Justiça decretou que ela é "uma cidadã livre"

Justiça decretou que ela é “uma cidadã livre” T. MUGHAL/EFE/EPA

A cristã Asia Bibi continua no Paquistão dois dias depois de o Tribunal Supremo rejeitar um recurso contra a sua absolvição do crime de blasfêmia e pelo qual foi condenada à morte, informou o Ministério das Relações Exteriores paquistanês nesta quinta-feira (31).

“Na minha opinião, a Asia Bibi ainda está no Paquistão. É sua a decisão de viver no Paquistão ou ir para o exterior. Não há qualquer restrição. É uma cidadã paquistanesa livre”, afirmou em entrevista coletiva o porta-voz do órgão, Mohammad Faisal.

Ele afirmou que o veredito do principal órgão da Justiça do país de deixá-la em liberdade será “implementado”.

Mãe de cinco filhos, Asia Bibi foi denunciada por duas mulheres em 2009 por supostamente insultar o profeta Maomé. Um tribunal determinou a pena de morte em 2010, e quatro anos depois ela perdeu uma apelação no Tribunal Superior de Lahore.

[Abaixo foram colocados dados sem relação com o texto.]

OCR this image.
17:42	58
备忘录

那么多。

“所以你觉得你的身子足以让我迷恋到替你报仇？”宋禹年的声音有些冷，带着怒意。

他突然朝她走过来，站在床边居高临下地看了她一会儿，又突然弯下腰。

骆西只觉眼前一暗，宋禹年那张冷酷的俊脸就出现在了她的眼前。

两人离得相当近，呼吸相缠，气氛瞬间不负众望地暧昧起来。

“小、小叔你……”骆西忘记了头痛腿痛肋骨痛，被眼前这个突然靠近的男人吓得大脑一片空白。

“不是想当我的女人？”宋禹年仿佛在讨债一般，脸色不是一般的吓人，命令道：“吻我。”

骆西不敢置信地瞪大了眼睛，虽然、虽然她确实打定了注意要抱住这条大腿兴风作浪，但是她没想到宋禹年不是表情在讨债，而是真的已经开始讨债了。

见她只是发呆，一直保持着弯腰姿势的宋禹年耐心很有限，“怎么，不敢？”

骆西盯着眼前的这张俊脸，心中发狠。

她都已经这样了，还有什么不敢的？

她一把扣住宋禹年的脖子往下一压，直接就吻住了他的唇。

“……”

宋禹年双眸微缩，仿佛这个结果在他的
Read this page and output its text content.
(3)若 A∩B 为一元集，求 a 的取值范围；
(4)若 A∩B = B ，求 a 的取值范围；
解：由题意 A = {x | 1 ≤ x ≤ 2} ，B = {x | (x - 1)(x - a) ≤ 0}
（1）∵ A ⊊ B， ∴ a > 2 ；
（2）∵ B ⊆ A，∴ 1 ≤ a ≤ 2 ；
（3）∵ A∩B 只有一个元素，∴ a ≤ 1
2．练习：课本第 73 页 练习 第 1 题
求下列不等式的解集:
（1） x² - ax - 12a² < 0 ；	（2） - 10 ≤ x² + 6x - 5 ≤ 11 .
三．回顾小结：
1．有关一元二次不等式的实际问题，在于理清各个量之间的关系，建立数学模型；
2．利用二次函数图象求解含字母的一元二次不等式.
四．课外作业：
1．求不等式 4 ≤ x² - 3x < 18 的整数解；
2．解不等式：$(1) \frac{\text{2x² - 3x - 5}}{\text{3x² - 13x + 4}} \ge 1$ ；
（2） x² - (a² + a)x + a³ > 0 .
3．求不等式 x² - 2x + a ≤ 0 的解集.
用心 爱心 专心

No ano seguinte, a Justiça concordou em analisar o caso, e em 7 de novembro do ano passado, apesar de já ter sido absolvida não pôde sair do país e foi levada a um lugar “seguro”, de acordo com o governo, enquanto o Supremo revisava a apelação a sentença de absolvição, que finalmente esta semana foi decidida.

A sua libertação provocou protestos de extremistas e a detenção de milhares de manifestantes.

A rígida lei de combate à blasfêmia foi estabelecida na época em que o Paquistão era colônia britânica para evitar confrontos religiosos, mas nos anos 80 várias reformas promovidas pelo ditador Muhammad Zia-ul-Haq favoreceram o abuso desta regra. Desde então, foram registradas mil acusações por blasfêmia, um crime que no Paquistão pode levar à pena de morte, embora nunca tenha sido condenado efetivamente por isso.